En 1977, un panel de la Academia Nacional de Ciencias de Estados Unidos encontró que el 40 por ciento del CO2 que deriva de la acción humana permanece en la atmósfera. Dos tercios de esa magnitud resultan de la quema de combustibles fósiles (carbón o petróleo) mientras que otro tercio proviene de la tala de bosques. El pronóstico era desalentador: si el calentamiento global continuaba, el aumento de la temperatura produciría el derretimiento de los glaciares, con las consiguientes inundaciones y elevación del nivel del mar.

En 1988 la Organización Meteorológica Mundial y el Programa de Medioambiente de las Naciones Unidas crearon el Panel Intergubernamental sobre el Cambio Climático (PICC) pero en forma casi simultánea se puso en marcha una suerte de “industria de la negación”, donde se alinearon petroleras, automotrices, metalúrgicas y empresas de servicios públicos. En conjunto conformaron grupos de presión como la Colación del Clima Global y el Consejo de Información del Ambiente, desde donde contrataron científicos y especialistas en relaciones públicas para convencer a periodistas, gobernantes y al público en general sobre la inexistencia o relatividad del cambio climático.

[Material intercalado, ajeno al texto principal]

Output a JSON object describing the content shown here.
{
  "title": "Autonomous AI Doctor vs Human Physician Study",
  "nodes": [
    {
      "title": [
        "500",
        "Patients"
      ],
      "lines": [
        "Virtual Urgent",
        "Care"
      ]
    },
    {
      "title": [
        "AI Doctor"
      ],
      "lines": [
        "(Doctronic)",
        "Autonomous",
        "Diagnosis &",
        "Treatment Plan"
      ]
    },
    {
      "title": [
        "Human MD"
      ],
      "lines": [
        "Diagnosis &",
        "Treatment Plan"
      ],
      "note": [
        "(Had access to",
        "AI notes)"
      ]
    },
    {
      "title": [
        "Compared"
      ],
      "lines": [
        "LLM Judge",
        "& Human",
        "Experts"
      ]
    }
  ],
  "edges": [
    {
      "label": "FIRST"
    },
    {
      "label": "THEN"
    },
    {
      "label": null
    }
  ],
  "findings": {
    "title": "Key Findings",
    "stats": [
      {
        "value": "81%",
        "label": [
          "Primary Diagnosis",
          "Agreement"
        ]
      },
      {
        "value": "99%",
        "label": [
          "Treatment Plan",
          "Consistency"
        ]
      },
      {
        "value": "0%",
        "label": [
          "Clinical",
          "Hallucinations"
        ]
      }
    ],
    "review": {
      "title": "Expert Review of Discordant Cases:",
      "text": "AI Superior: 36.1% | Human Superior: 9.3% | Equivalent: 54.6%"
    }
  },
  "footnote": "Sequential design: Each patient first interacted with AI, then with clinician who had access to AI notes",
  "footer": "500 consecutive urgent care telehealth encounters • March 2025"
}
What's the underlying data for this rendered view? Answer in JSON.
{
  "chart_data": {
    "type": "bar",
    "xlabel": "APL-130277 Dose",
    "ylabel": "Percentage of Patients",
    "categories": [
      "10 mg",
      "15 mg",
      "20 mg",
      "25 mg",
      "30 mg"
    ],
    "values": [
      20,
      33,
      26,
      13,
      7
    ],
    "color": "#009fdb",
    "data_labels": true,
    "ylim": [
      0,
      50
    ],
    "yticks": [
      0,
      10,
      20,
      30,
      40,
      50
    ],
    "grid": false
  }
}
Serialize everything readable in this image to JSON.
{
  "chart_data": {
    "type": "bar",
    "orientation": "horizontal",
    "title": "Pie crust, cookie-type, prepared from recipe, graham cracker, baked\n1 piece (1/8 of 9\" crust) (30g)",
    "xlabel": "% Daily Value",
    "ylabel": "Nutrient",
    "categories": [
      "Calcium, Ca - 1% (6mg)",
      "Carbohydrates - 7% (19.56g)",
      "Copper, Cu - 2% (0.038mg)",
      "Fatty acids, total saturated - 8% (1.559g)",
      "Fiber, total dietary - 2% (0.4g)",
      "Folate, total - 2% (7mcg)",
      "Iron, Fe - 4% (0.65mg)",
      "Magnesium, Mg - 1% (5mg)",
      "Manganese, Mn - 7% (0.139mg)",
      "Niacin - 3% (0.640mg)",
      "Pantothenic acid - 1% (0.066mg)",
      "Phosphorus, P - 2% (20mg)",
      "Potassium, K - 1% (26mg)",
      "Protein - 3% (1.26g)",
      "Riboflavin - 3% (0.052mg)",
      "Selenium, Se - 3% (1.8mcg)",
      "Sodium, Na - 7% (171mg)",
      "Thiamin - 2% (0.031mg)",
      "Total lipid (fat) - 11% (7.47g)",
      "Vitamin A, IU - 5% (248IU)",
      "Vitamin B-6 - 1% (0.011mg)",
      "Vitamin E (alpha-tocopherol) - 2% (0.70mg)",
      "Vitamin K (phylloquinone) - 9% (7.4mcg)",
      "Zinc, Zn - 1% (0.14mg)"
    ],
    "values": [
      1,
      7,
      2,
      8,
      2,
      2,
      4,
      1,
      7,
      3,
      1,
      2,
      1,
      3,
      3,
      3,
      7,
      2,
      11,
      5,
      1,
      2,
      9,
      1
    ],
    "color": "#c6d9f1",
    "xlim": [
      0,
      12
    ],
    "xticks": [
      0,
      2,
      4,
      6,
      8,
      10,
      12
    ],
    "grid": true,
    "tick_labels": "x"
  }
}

La “industria de la negación” gastó miles de millones de dólares en campañas que negaron el calentamiento global. Un informe del diario inglés “The Guardian” apuntó que “estas organizaciones tienen una línea coherente en materia de cambio climático: que la ciencia es contradictoria, los científicos están divididos, los ambientalistas son charlatanes, mentirosos o locos, y si los gobiernos tomaran medidas para evitar el calentamiento global, estarían poniendo en peligro la economía mundial sin una buena razón”.

Pero los efectos del cambio climático son indisimulables. Ya en 2003 el Banco Mundial reconoció que morían 150 mil personas como consecuencia de la crisis. Desde entonces ese número se incrementó a raíz de la multiplicación de los desastres: el huracán Katrina (2005), los incendios forestales en Australia y Bolivia (2010), la inundación en Birmania ese mismo año, la sequía que en Somalia mató a 100 mil personas en 2011, las diversas inundaciones que se registraron en la Argentina entre 2007, 2013 y desde entonces, más el tifón Haiyan en Filipinas, que en diciembre de 2013 causó la muerte de 10 mil personas. Es imposible soslayar tanta contundencia con técnicas de lobby.